Albert Marie Adolphe Dagnaux (10 July 1861 in Paris – 22 November 1933 in Mantes-la-Jolie) was a French landscape, tableaux and figure painter.

== Biography ==
His father was the owner of a small restaurant, "Le Dagnaux", in the 6th arrondissement of Paris. He began his studies in 1878 at the École nationale supérieure des beaux-arts under Professor Ernest Victor Hareux. His first exhibit was in 1883, at the Salon, but he received no recognition.

In 1890, he left the Salon to join the Société Nationale des Beaux-Arts, founded by Jean-Louis-Ernest Meissonier. It was at that time that he began to receive positive critical attention.
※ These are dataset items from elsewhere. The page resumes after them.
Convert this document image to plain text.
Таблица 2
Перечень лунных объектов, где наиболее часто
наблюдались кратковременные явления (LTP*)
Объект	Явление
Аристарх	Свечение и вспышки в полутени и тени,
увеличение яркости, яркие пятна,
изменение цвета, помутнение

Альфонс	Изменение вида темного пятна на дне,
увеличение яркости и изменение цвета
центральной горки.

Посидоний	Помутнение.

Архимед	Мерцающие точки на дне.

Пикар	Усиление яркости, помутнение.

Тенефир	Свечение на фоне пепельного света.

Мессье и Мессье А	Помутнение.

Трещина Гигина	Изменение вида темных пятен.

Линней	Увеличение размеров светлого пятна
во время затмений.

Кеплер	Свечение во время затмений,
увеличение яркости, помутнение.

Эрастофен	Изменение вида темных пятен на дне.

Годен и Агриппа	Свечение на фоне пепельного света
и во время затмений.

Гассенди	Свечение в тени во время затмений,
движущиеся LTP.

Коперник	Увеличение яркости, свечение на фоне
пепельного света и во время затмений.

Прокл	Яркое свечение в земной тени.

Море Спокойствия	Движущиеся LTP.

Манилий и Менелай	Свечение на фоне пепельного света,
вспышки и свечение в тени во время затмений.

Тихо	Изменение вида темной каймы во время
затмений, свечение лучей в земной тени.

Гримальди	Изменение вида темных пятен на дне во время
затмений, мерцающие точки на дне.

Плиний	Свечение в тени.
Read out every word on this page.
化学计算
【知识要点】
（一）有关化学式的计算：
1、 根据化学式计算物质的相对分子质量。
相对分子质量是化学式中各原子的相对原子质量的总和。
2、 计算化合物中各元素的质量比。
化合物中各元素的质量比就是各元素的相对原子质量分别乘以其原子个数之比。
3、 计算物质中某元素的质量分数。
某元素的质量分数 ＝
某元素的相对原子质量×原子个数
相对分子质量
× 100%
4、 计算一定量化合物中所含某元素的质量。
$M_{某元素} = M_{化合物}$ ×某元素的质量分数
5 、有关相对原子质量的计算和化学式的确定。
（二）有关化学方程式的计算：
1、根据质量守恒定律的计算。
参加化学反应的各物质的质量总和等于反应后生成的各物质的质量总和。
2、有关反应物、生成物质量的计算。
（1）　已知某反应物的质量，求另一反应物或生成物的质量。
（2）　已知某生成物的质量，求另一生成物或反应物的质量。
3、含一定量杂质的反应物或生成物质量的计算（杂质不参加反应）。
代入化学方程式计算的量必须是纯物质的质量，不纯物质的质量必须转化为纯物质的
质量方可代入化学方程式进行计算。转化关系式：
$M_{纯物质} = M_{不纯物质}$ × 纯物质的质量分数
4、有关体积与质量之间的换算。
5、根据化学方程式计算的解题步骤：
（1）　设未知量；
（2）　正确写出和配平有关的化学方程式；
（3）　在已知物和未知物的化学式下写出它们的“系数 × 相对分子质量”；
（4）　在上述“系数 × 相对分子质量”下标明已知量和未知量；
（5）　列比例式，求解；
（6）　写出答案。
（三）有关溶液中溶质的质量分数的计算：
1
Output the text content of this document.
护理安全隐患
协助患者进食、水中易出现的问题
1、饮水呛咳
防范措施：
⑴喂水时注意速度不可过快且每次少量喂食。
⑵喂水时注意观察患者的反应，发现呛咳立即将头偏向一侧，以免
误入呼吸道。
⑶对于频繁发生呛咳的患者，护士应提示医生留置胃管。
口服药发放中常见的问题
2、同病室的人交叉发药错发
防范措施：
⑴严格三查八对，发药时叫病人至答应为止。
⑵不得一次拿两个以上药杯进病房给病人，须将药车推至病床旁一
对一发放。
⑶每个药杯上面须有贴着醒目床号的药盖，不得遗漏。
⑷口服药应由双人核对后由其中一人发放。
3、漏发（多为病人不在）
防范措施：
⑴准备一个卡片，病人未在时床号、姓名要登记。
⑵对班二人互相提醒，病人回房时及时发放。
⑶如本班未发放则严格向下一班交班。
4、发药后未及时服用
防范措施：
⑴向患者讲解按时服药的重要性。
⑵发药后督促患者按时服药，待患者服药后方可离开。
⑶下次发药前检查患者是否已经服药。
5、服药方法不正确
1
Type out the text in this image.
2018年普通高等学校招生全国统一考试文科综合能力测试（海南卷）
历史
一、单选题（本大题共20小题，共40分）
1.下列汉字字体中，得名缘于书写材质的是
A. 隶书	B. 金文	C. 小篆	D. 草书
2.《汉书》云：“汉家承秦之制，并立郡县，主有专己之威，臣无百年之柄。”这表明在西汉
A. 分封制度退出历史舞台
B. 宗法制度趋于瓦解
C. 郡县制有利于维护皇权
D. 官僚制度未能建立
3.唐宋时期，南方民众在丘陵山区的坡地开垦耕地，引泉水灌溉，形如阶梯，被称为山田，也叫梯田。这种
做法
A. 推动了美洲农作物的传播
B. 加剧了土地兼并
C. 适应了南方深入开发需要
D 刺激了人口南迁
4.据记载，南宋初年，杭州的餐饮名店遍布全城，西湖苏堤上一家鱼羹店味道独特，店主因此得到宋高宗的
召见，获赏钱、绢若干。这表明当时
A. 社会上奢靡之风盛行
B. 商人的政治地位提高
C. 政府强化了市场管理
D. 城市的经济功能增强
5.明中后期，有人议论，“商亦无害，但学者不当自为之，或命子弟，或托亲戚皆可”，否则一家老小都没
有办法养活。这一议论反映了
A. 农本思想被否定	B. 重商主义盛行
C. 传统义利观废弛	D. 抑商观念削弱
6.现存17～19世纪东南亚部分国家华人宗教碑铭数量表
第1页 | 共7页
His first major success came with his tableau Avenue du Bois de Boulogne; Le Club des Pannés, in 1893. Another tableau, Le jardin du général aux Invalides, was presented at the Exposition Universelle (1900).

Among his other works are the three frescoes in the refectory of the Lycée Fénelon (Les Jeux de l'enfance et de la jeunesse, Le Martin-pêcheur, Le nid) and a large panorama representing the fifth appearance of the Virgin Mary to Bernadette Soubirous, produced under the direction of Pierre and Louis-Robert Carrier-Belleuse.

A street in Mantes-la-Jolie was named in his honor.